I haven't found a single source that claims that but I'm open to correction if you can
provide an authoritative one.....
You didn't read the Wikipedia page I referenced, which showed that the Schwarzschild BH
solution is found by assuming a vacuum, T_u_v=0?
In fact the Schwarzchild solution specifically HAS a mass term in it on the basis of
which the radius of the event horizon is calculated. So my reading of the Schwarzchild
solution is that it specifically ASSUMES that the black hole is created by the mass
INSIDE IT.
But that's the "equivalent" mass that would be necessary to produce the same field outside
the event horizon. As I said, the BH is massive in that it warps space, but it doesn't
follow that it has matter inside the event horizon which is trying to "send out gravity".

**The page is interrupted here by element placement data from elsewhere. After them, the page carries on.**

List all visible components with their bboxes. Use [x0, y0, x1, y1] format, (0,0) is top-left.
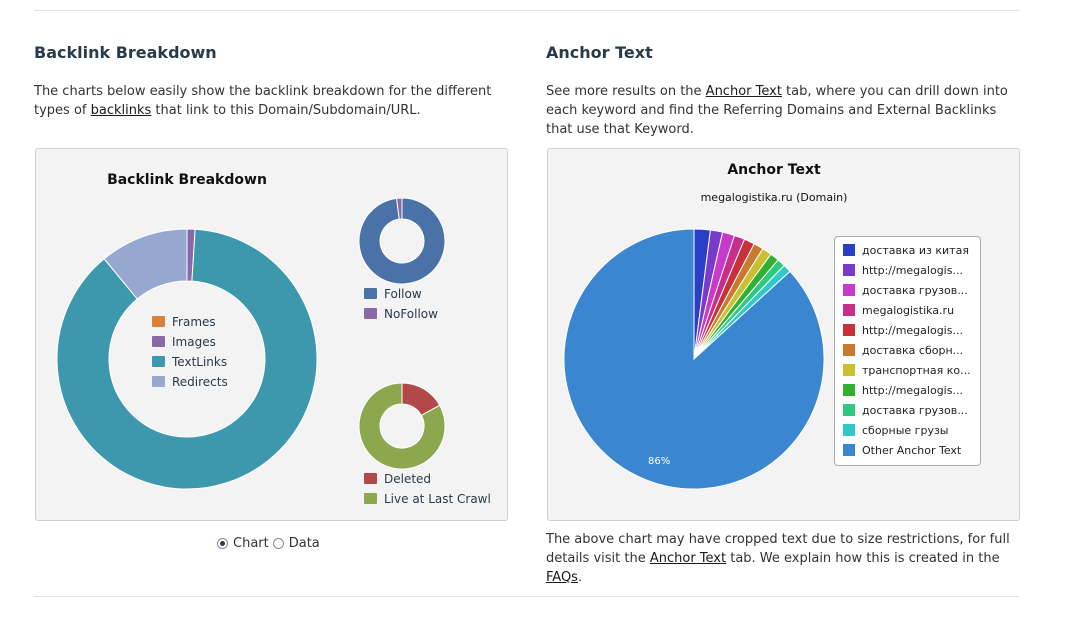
anchor-desc-text: See more results on the [546, 84, 706, 99]
follow-legend-label: Follow [384, 287, 422, 301]
anchor-legend-swatch [843, 244, 855, 256]
anchor-legend-swatch [843, 384, 855, 396]
anchor-legend-item[interactable]: доставка из китая [843, 243, 969, 257]
anchor-pie-slice-11[interactable] [563, 228, 825, 490]
anchor-legend-label: доставка из китая [862, 243, 969, 257]
backlink-desc-text: The charts below easily show the backlin… [34, 84, 492, 118]
anchor-legend-swatch [843, 364, 855, 376]
anchor-legend-label: http://megalogis... [862, 263, 963, 277]
anchor-chart: Anchor Text megalogistika.ru (Domain) 86% [563, 162, 848, 490]
anchor-note-text-end: . [577, 570, 583, 585]
anchor-legend-item[interactable]: доставка сборн... [843, 343, 963, 357]
backlinks-link[interactable]: backlinks [90, 103, 152, 118]
anchor-desc-text-end: tab, where you can drill down into each … [546, 84, 1008, 137]
type-legend-swatch [152, 316, 165, 327]
type-donut-slice-3[interactable] [56, 228, 318, 490]
backlink-description: The charts below easily show the backlin… [34, 82, 509, 120]
follow-legend-nofollow[interactable]: NoFollow [364, 307, 438, 321]
anchor-legend-item[interactable]: доставка грузов... [843, 403, 968, 417]
anchor-legend-item[interactable]: сборные грузы [843, 423, 949, 437]
bottom-divider [34, 596, 1019, 597]
anchor-legend-swatch [843, 444, 855, 456]
type-legend-frames[interactable]: Frames [152, 315, 216, 329]
type-legend-redirects[interactable]: Redirects [152, 375, 228, 389]
type-legend-textlinks[interactable]: TextLinks [152, 355, 227, 369]
anchor-heading: Anchor Text [546, 43, 653, 62]
type-legend-images[interactable]: Images [152, 335, 216, 349]
crawl-legend-label: Live at Last Crawl [384, 492, 491, 506]
type-donut-slice-4[interactable] [103, 228, 188, 300]
anchor-legend-item[interactable]: http://megalogis... [843, 323, 963, 337]
anchor-chart-title: Anchor Text [727, 162, 821, 178]
anchor-legend-label: http://megalogis... [862, 323, 963, 337]
crawl-legend-swatch [364, 473, 377, 484]
anchor-note-text: The above chart may have cropped text du… [546, 532, 1010, 566]
anchor-description: See more results on the Anchor Text tab,… [546, 82, 1016, 139]
anchor-legend-swatch [843, 404, 855, 416]
type-legend-label: Images [172, 335, 216, 349]
anchor-legend-label: http://megalogis... [862, 383, 963, 397]
backlink-desc-text-end: that link to this Domain/Subdomain/URL. [151, 103, 421, 118]
follow-legend-swatch [364, 308, 377, 319]
follow-legend-swatch [364, 288, 377, 299]
anchor-legend-label: транспортная ко... [862, 363, 971, 377]
backlink-charts: Backlink Breakdown Frames Images TextLinks R… [56, 172, 491, 506]
follow-legend-label: NoFollow [384, 307, 438, 321]
anchor-pie-data-label: 86% [648, 456, 670, 467]
anchor-legend-swatch [843, 324, 855, 336]
backlink-heading: Backlink Breakdown [34, 43, 217, 62]
type-legend-swatch [152, 376, 165, 387]
backlink-chart-panel: Backlink Breakdown Frames Images TextLinks R… [35, 148, 508, 521]
anchor-legend-item[interactable]: доставка грузов... [843, 283, 968, 297]
data-radio-label[interactable]: Data [288, 536, 320, 551]
anchor-legend-label: доставка грузов... [862, 403, 968, 417]
anchor-note-text-mid: tab. We explain how this is created in t… [726, 551, 1000, 566]
type-legend-label: Frames [172, 315, 216, 329]
follow-donut-slice-2[interactable] [396, 197, 403, 220]
anchor-legend-item[interactable]: megalogistika.ru [843, 303, 954, 317]
type-legend-swatch [152, 336, 165, 347]
crawl-legend-label: Deleted [384, 472, 431, 486]
anchor-legend-item[interactable]: Other Anchor Text [843, 443, 961, 457]
anchor-legend-label: доставка грузов... [862, 283, 968, 297]
chart-radio[interactable] [217, 538, 228, 549]
view-toggle: Chart Data [217, 536, 324, 551]
anchor-legend-item[interactable]: http://megalogis... [843, 263, 963, 277]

So are 1. and 2. above YOUR own interpretation of what's inside a black hole or do you
have some authoritative source(S) that actually states that in plain English you can
provide?
Now I certainly don't automatically discount the possibility that the matter inside a
black hole leaves through the singularity and pops up somewhere else,
I doesn't pop up somewhere else. Remember mass and energy are the same thing in GR. One
way to look at it is to say the mass in converted to gravitational energy, i.e. is takes a
lot of energy/mass to warp space up into a singularity. Gravity in GR is non-linear so it
"pulls on itself", that's why it makes a singularity (classically). Hawking the radiation
is the conversion of this mass/energy back into particles.
but there is no convincing argument that that must be true. And if so you must come up
with a VERY convincing argument that explains why a BH still appears to contain all the
mass producing its gravitational field even though that mass isn't actually there anymore.
Just referencing an equation that doesn't have a mass term does none of the
above.
No, but it shows that a BH doesn't have to be created from matter, and in fact there is
speculation that black holes might have been created in big bang just from fluctuations in
the metric. Of course we suppose that BH like the one at the center of the Milky Way were
created, or at least grew large, by matter falling in.
Again is this your personal interpretation or can you give me an actual authoritative
reference that states your 1. and 2.?
No, it's common knowledge. Here's Sean Carroll's email,
seancarr...@gmail.com; ask him.
BTW where are you employed as a physicist? In academia or the corporate world?
I'm retired. I worked for the U.S. Navy.